At the end of the day, it is about what gets done. Does a physicist like me develop new lasers that can help society solve problems, or does someone like me make bets on currencies in order to steer more wealth towards the 1%? The real goods and services are the knowledge and skills of people like us, taxation is the mechanism by which we steer those services towards societal benefit. And guess what, the elite are trying to make sure that they get more while we, the many, do not know enough to address the injustices.



[1] A lightbulb moment for me was watching MMT economist Stephanie Kelton’s talk from 2012. May be even better is this recent talk.

[2] For a while I was fond of the Frederick Soddy quote that money is “the nothing you get for something before you can do anything.” I remember arguing with my Dad, aged ninety, who insisted that money and debt were not nothing. Eventually I accepted that he was right. It is not nothing.


  1. Geoff -

    Thanks Charles, beautifully explained in nice simple language. I will share this if you don’t mind.

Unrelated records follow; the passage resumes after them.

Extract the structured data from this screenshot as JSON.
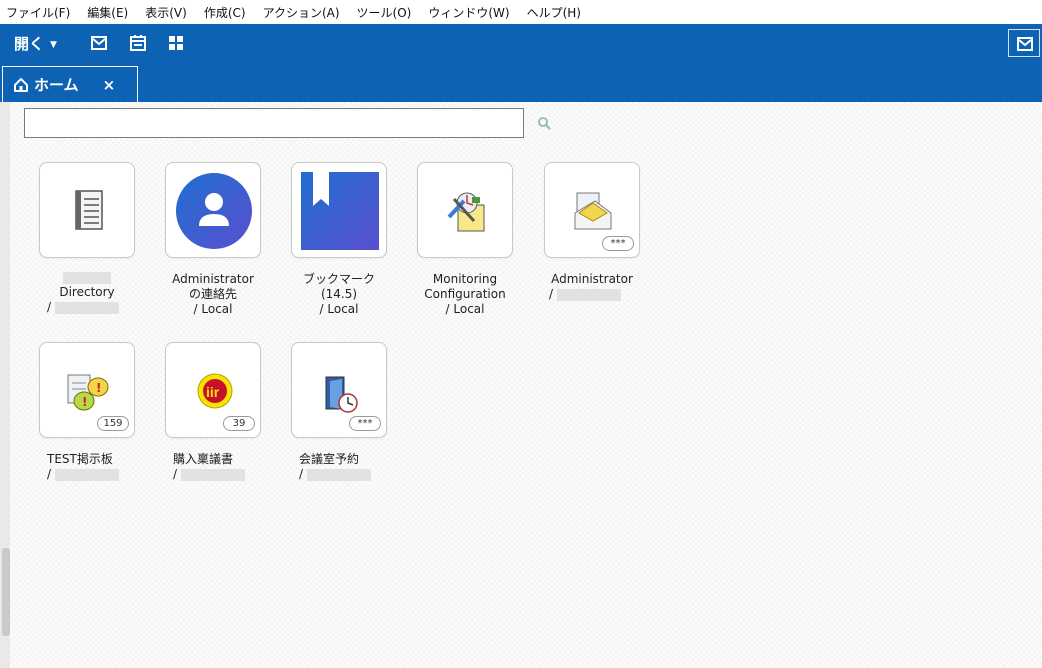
{
  "menu": [
    "ファイル(F)",
    "編集(E)",
    "表示(V)",
    "作成(C)",
    "アクション(A)",
    "ツール(O)",
    "ウィンドウ(W)",
    "ヘルプ(H)"
  ],
  "toolbar": {
    "open_label": "開く",
    "open_caret": "▼"
  },
  "tab": {
    "label": "ホーム",
    "close": "×"
  },
  "search": {
    "value": "",
    "placeholder": ""
  },
  "tiles": [
    {
      "line1": "",
      "line2": "Directory",
      "line3": "/"
    },
    {
      "line1": "Administrator",
      "line2": "の連絡先",
      "line3": "/ Local"
    },
    {
      "line1": "ブックマーク",
      "line2": "(14.5)",
      "line3": "/ Local"
    },
    {
      "line1": "Monitoring",
      "line2": "Configuration",
      "line3": "/ Local"
    },
    {
      "line1": "Administrator",
      "line2": "/",
      "badge": "***"
    },
    {
      "line1": "TEST掲示板",
      "line2": "/",
      "badge": "159"
    },
    {
      "line1": "購入稟議書",
      "line2": "/",
      "badge": "39"
    },
    {
      "line1": "会議室予約",
      "line2": "/",
      "badge": "***"
    }
  ],
  "colors": {
    "brand_blue": "#0d62b3"
  }
}
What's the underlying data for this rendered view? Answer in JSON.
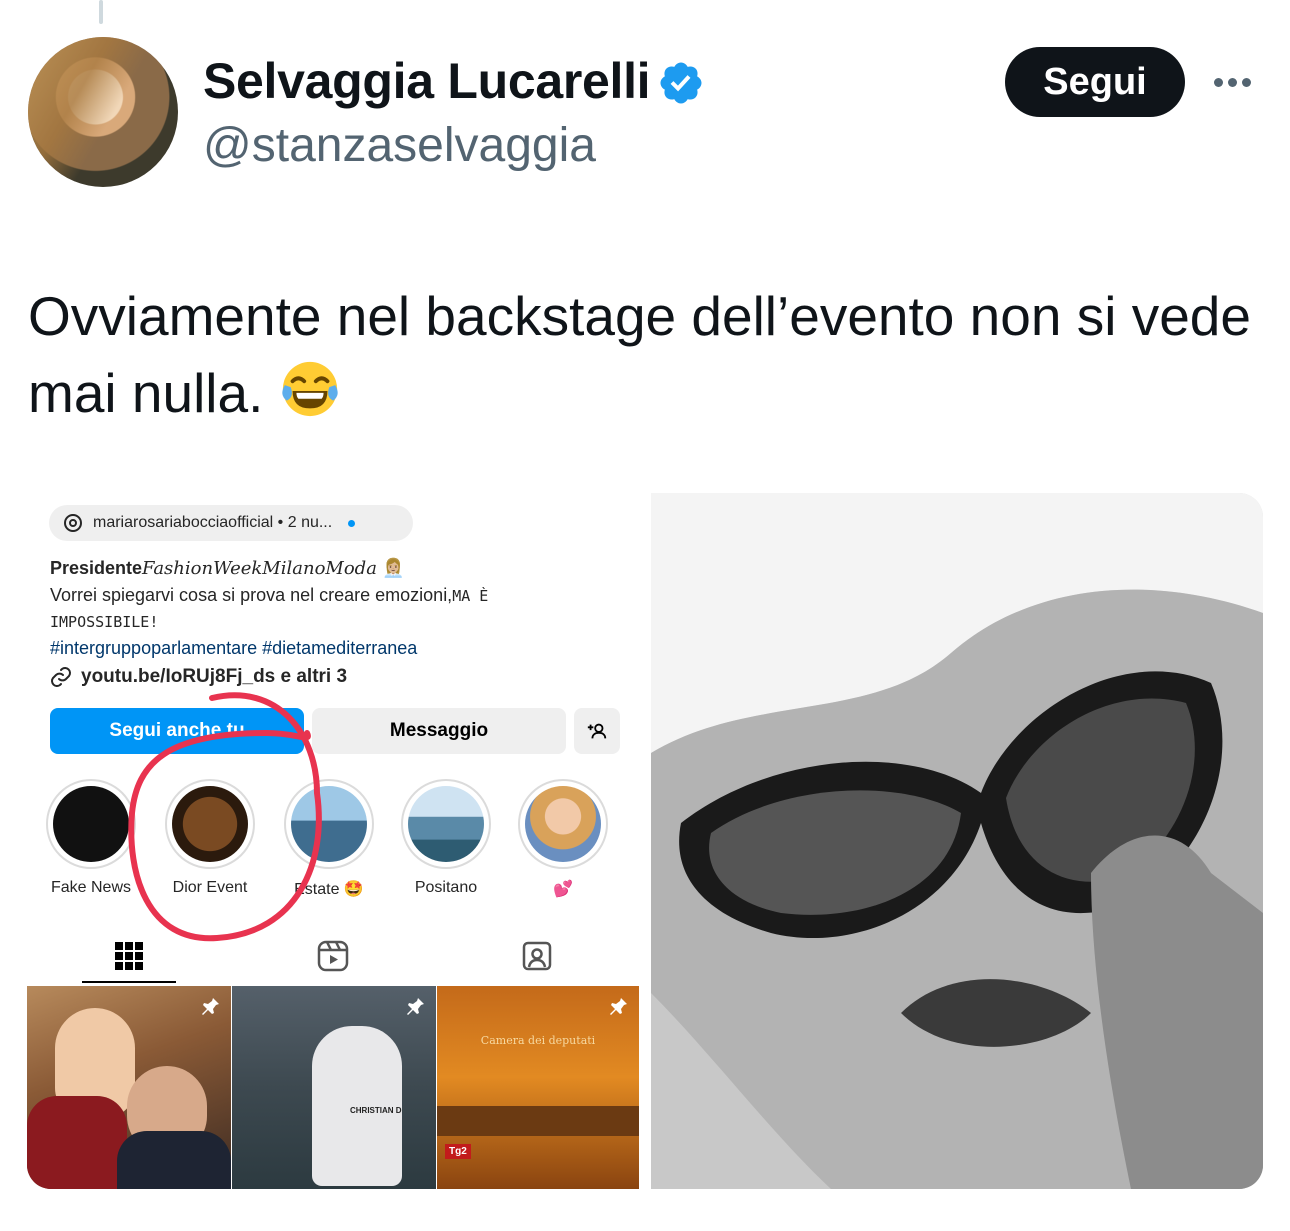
{
  "tweet": {
    "author_name": "Selvaggia Lucarelli",
    "author_handle": "@stanzaselvaggia",
    "follow_label": "Segui",
    "text": "Ovviamente nel backstage dell’evento non si vede mai nulla.",
    "emoji": "face-with-tears-of-joy",
    "colors": {
      "verified": "#1d9bf0",
      "follow_bg": "#0f1419",
      "secondary": "#536471"
    }
  },
  "media_left": {
    "threads_pill": "mariarosariabocciaofficial • 2 nu...",
    "bio_title_bold": "Presidente",
    "bio_title_script": "FashionWeekMilanoModa",
    "bio_line2": "Vorrei spiegarvi cosa si prova nel creare emozioni,",
    "bio_line2_caps": "MA È",
    "bio_line3_caps": "IMPOSSIBILE!",
    "bio_tags": "#intergruppoparlamentare #dietamediterranea",
    "link_text": "youtu.be/IoRUj8Fj_ds e altri 3",
    "btn_follow": "Segui anche tu",
    "btn_message": "Messaggio",
    "highlights": [
      {
        "label": "Fake News"
      },
      {
        "label": "Dior Event"
      },
      {
        "label": "Estate 🤩"
      },
      {
        "label": "Positano"
      },
      {
        "label": "💕"
      }
    ],
    "grid_caption_3": "Camera dei deputati",
    "grid_caption_2": "CHRISTIAN D",
    "grid_badge_3": "Tg2"
  },
  "media_right": {
    "description_icon": "portrait-photo"
  }
}
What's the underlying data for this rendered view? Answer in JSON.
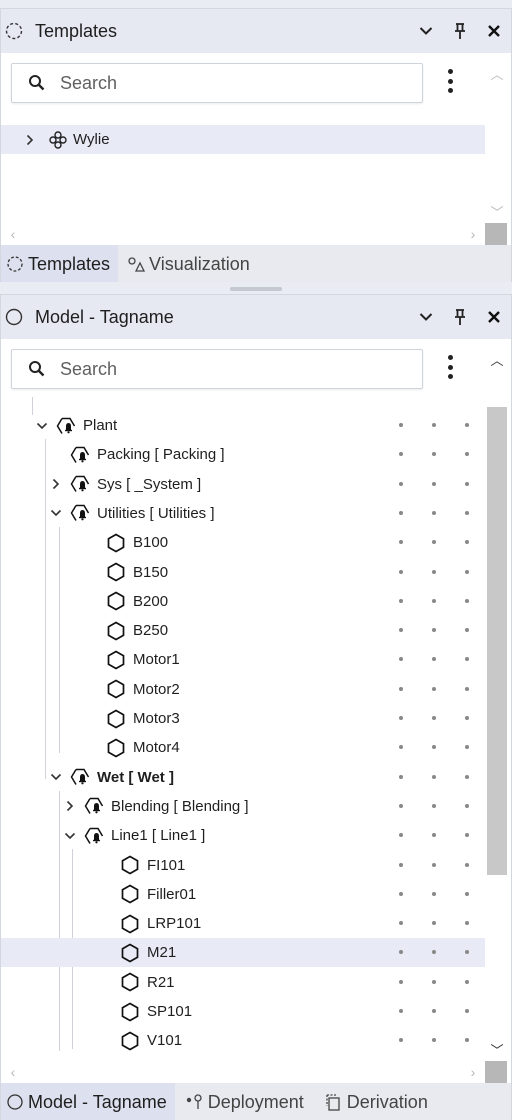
{
  "templates_pane": {
    "title": "Templates",
    "search_placeholder": "Search",
    "tree": [
      {
        "label": "Wylie",
        "icon": "template-group-icon",
        "expander": "collapsed"
      }
    ],
    "tabs": [
      {
        "label": "Templates",
        "icon": "templates-tab-icon",
        "active": true
      },
      {
        "label": "Visualization",
        "icon": "visualization-icon",
        "active": false
      }
    ]
  },
  "model_pane": {
    "title": "Model - Tagname",
    "search_placeholder": "Search",
    "tree": [
      {
        "label": "Plant",
        "type": "area",
        "expander": "expanded",
        "bold": false
      },
      {
        "label": "Packing [ Packing ]",
        "type": "area",
        "expander": "none",
        "bold": false
      },
      {
        "label": "Sys [ _System ]",
        "type": "area",
        "expander": "collapsed",
        "bold": false
      },
      {
        "label": "Utilities [ Utilities ]",
        "type": "area",
        "expander": "expanded",
        "bold": false
      },
      {
        "label": "B100",
        "type": "object",
        "expander": "none",
        "bold": false
      },
      {
        "label": "B150",
        "type": "object",
        "expander": "none",
        "bold": false
      },
      {
        "label": "B200",
        "type": "object",
        "expander": "none",
        "bold": false
      },
      {
        "label": "B250",
        "type": "object",
        "expander": "none",
        "bold": false
      },
      {
        "label": "Motor1",
        "type": "object",
        "expander": "none",
        "bold": false
      },
      {
        "label": "Motor2",
        "type": "object",
        "expander": "none",
        "bold": false
      },
      {
        "label": "Motor3",
        "type": "object",
        "expander": "none",
        "bold": false
      },
      {
        "label": "Motor4",
        "type": "object",
        "expander": "none",
        "bold": false
      },
      {
        "label": "Wet [ Wet ]",
        "type": "area",
        "expander": "expanded",
        "bold": true
      },
      {
        "label": "Blending [ Blending ]",
        "type": "area",
        "expander": "collapsed",
        "bold": false
      },
      {
        "label": "Line1 [ Line1 ]",
        "type": "area",
        "expander": "expanded",
        "bold": false
      },
      {
        "label": "FI101",
        "type": "object",
        "expander": "none",
        "bold": false
      },
      {
        "label": "Filler01",
        "type": "object",
        "expander": "none",
        "bold": false
      },
      {
        "label": "LRP101",
        "type": "object",
        "expander": "none",
        "bold": false
      },
      {
        "label": "M21",
        "type": "object",
        "expander": "none",
        "bold": false,
        "selected": true
      },
      {
        "label": "R21",
        "type": "object",
        "expander": "none",
        "bold": false
      },
      {
        "label": "SP101",
        "type": "object",
        "expander": "none",
        "bold": false
      },
      {
        "label": "V101",
        "type": "object",
        "expander": "none",
        "bold": false
      }
    ],
    "tabs": [
      {
        "label": "Model - Tagname",
        "icon": "model-tab-icon",
        "active": true
      },
      {
        "label": "Deployment",
        "icon": "deployment-icon",
        "active": false
      },
      {
        "label": "Derivation",
        "icon": "derivation-icon",
        "active": false
      }
    ]
  },
  "colors": {
    "header_bg": "#e6e8f2",
    "selection_bg": "#e8eaf6",
    "tab_active_bg": "#dde0ee"
  }
}
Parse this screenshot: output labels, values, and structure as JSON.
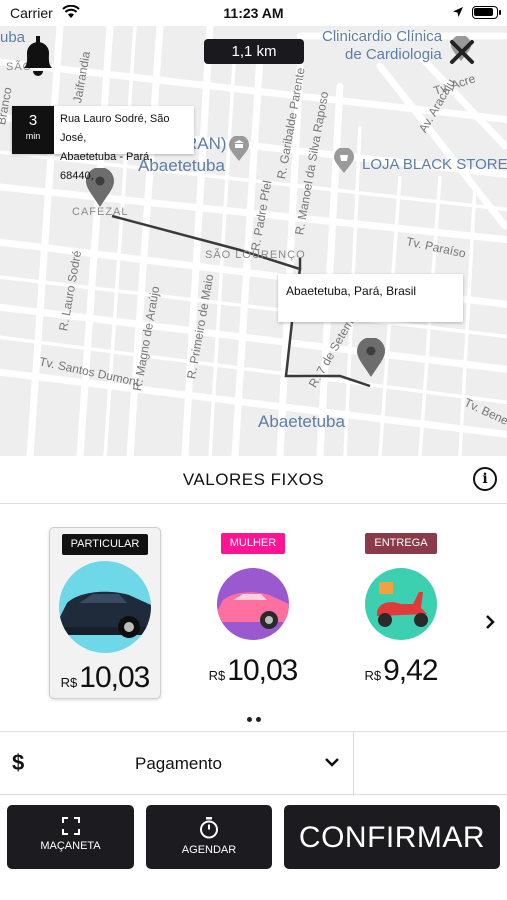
{
  "status_bar": {
    "carrier": "Carrier",
    "time": "11:23 AM"
  },
  "map": {
    "distance": "1,1 km",
    "eta": {
      "value": "3",
      "unit": "min",
      "address_line1": "Rua Lauro Sodré, São José,",
      "address_line2": "Abaetetuba - Pará, 68440,"
    },
    "destination": "Abaetetuba, Pará, Brasil",
    "labels": {
      "poi_clinic_1": "Clinicardio Clínica",
      "poi_clinic_2": "de Cardiologia",
      "city_top": "Abaetetuba",
      "city_bottom": "Abaetetuba",
      "store": "LOJA BLACK STORE",
      "ran": "RAN)",
      "hood_cafezal": "CAFEZAL",
      "hood_sao_lourenco": "SÃO LOURENÇO",
      "hood_top_left": "SÃO",
      "street_lauro_sodre": "R. Lauro Sodré",
      "street_magno": "R. Magno de Araújo",
      "street_primeiro_maio": "R. Primeiro de Maio",
      "street_padre_pfel": "R. Padre Pfel",
      "street_garibalde": "R. Garibalde Parente",
      "street_manoel": "R. Manoel da Silva Raposo",
      "street_aracaju": "Av. Aracaju",
      "street_acre": "Tv. Acre",
      "street_paraiso": "Tv. Paraíso",
      "street_santos_dumont": "Tv. Santos Dumont",
      "street_7set": "R. 7 de Setembro",
      "street_benedito": "Tv. Bened",
      "street_jaifrandia": "Jaifrandia",
      "street_branco": "Branco",
      "street_ruba": "uba"
    }
  },
  "fixed_values": {
    "title": "VALORES FIXOS",
    "info_icon": "info-icon"
  },
  "options": [
    {
      "tag": "PARTICULAR",
      "tag_color": "#111111",
      "circle_color": "#6fd8e8",
      "car_color": "#1f2a3a",
      "currency": "R$",
      "price": "10,03",
      "selected": true
    },
    {
      "tag": "MULHER",
      "tag_color": "#ff1493",
      "circle_color": "#9b59d0",
      "car_color": "#ff6fa0",
      "currency": "R$",
      "price": "10,03",
      "selected": false
    },
    {
      "tag": "ENTREGA",
      "tag_color": "#8a3a48",
      "circle_color": "#3cd0b0",
      "car_color": "#e23a3a",
      "currency": "R$",
      "price": "9,42",
      "selected": false
    }
  ],
  "payment": {
    "label": "Pagamento",
    "currency_icon": "$"
  },
  "buttons": {
    "handle": "MAÇANETA",
    "schedule": "AGENDAR",
    "confirm": "CONFIRMAR"
  }
}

    Like you my interest in money creation also grew very quickly after the crash of 2008. Discovering brilliant people like the ones you mention in your piece have been inspirational. Yanis in his fight with the EU and of course our own Prof Murphy are guiding lights and a wonderful source of information to help spread the word.

    An image came to me just the other day as I was thinking about how the world of finance has become so powerful and destructive in our economy since Thatcher started the deregulation. How as individuals they beaver away at making themselves wealthy at the expense of everyone else, and the loss to society as a whole. Extracting value from Public services and destroying the mixed economy in favor of what we have now.
    The image went something like this:- I visualised people building a house, all the various trades and services involved in the process, the labour of skilled people, then I saw a young couple talking to the bank, arranging a loan, stretched financially and concerned about making the payments for 25 years. Next I saw them moving in with all the associated pleasure and excitement. The image mutated to seeing termites, who had previously only lived in a small garden shed next door, also moving in and making their home there, unseen.
    At first only a few but gradually so many in number that they extracted all the value from the hard work and pleasure the house had previously provided. until it eventually collapsed. It occurred to me that this image was how our current capitalist system is working, individually, and when kept under control, they present little threat, collectively they can bring the house down. Then they simply move on.

    1. Charles Adams -

      Thanks. The econmist Michael Hudson uses the parasite metaphor for finance. At a particular level the parasite is beneficial to the host, but if it takes over it can destroy the host. His 2015 book was called

      Killing the Host: How Financial Parasites and Debt Bondage Destroy the Global Economy

  2. Peter May -

    “A financial crisis is simply and always a crisis of distribution” is a great insight and if more people knew it we could never be told ‘there is no money’, only that the wrong people have got it.
    Like this, too: “For this reason, the 1% fight a propaganda war, where government is bad, government debt is bad, taxes are bad. Effectively, they are saying that the interests of the median voter are bad.”
    In fact it is not only the 1% it is also their henchmen including the banks in general (not always the same people) and of course far too many private economists and some, shamefully, in academia.

  3. MigT -

    Great article.

    I could never understand how govt spending was inflationary if govt had to tax to spend. Surely it’d be deflationary or neutral?

    Then in 2008, how could the govt bail out the financial institutions it purportedly needs to borrow from?

    These and other apparent contradictions suddenly made sense with MMT, nicely summarised here. I look fwd to this author’s book.